#TapasTuesday // Shrimp & Cream Cheese Egg Rolls
What You Need:
- 1/2 pound raw jumbo shrimp, deveined and tailed, chopped
- 12 egg roll wrappers
- 1/2 cup cream cheese
- 1/4 cup yellow onion, minced
- 2 cloves garlic, minced
- 2 tablespoons chopped chives
- 1 medium carrot, chopped
- 2 tablespoons fish sauce
- lemon (to juice)
- 1 teaspoon dulse flakes
- 1/2 teaspoon black pepper
- 2 tablespoons sesame oil
- 2 tablespoons soy sauce (plus more as a dip)
What You Do:
- Heat oil in a large skillet. Saute onion and garlic until aromatic. Toss in raw shrimp and saute until it begins to change color. Add carrots, chives, lemon juice, fish sauce, soy sauce, and dry spices. Stir and simmer for about 5 minutes.

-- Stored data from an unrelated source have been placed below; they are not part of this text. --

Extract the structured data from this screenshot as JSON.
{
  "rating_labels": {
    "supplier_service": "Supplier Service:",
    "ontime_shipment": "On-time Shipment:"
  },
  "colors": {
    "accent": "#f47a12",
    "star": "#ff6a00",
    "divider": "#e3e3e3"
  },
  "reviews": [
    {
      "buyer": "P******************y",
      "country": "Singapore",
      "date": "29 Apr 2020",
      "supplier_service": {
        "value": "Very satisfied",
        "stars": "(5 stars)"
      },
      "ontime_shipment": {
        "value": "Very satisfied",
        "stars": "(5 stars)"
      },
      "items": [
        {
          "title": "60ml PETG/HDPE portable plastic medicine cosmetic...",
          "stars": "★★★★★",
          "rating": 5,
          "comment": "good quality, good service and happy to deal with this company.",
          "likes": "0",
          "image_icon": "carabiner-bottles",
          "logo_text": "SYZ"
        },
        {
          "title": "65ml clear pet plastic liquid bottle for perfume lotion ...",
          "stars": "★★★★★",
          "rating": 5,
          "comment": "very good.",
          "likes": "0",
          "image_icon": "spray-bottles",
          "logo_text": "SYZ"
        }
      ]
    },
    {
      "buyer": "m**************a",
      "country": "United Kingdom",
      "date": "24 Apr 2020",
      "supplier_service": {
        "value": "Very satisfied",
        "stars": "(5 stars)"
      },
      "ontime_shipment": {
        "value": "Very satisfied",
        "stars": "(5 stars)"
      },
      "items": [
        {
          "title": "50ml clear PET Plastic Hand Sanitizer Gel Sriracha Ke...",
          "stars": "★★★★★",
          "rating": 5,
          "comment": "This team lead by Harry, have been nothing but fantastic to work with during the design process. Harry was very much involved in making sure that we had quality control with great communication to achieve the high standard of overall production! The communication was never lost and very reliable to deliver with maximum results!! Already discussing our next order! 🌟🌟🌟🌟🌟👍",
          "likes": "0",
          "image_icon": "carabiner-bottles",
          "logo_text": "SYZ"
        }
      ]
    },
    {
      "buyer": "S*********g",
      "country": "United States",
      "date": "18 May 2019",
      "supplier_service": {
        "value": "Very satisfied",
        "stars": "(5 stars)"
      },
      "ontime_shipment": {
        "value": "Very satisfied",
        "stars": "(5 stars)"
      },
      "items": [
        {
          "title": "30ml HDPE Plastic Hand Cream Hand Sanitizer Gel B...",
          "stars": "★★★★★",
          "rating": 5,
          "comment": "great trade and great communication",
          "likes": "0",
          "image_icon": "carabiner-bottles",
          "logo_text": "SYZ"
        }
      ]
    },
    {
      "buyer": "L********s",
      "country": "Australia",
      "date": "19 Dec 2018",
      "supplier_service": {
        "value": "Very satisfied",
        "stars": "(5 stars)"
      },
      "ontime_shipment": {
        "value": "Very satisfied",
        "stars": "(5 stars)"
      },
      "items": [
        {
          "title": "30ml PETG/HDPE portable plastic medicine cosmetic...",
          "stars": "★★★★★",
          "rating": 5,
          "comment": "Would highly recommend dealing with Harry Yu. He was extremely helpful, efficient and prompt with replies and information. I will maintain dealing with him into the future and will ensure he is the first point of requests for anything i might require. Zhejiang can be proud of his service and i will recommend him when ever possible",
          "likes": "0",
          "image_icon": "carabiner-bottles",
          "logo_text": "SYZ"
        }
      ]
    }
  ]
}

- Preheat oven to 400 degrees.
- Once shrimp and veggies are fully cooked, remove from heat and stir in cream cheese. Let cool.
- Once cooled, add about 2 tablespoons of the mixture to a roll wrap. Fold the bottom corner over filling, then fold in side corners and roll into the top corner, using sesame oil to seal the edges.
- Place rolls on a greased baking sheet and brush with more sesame oil and bake for about 10 minutes.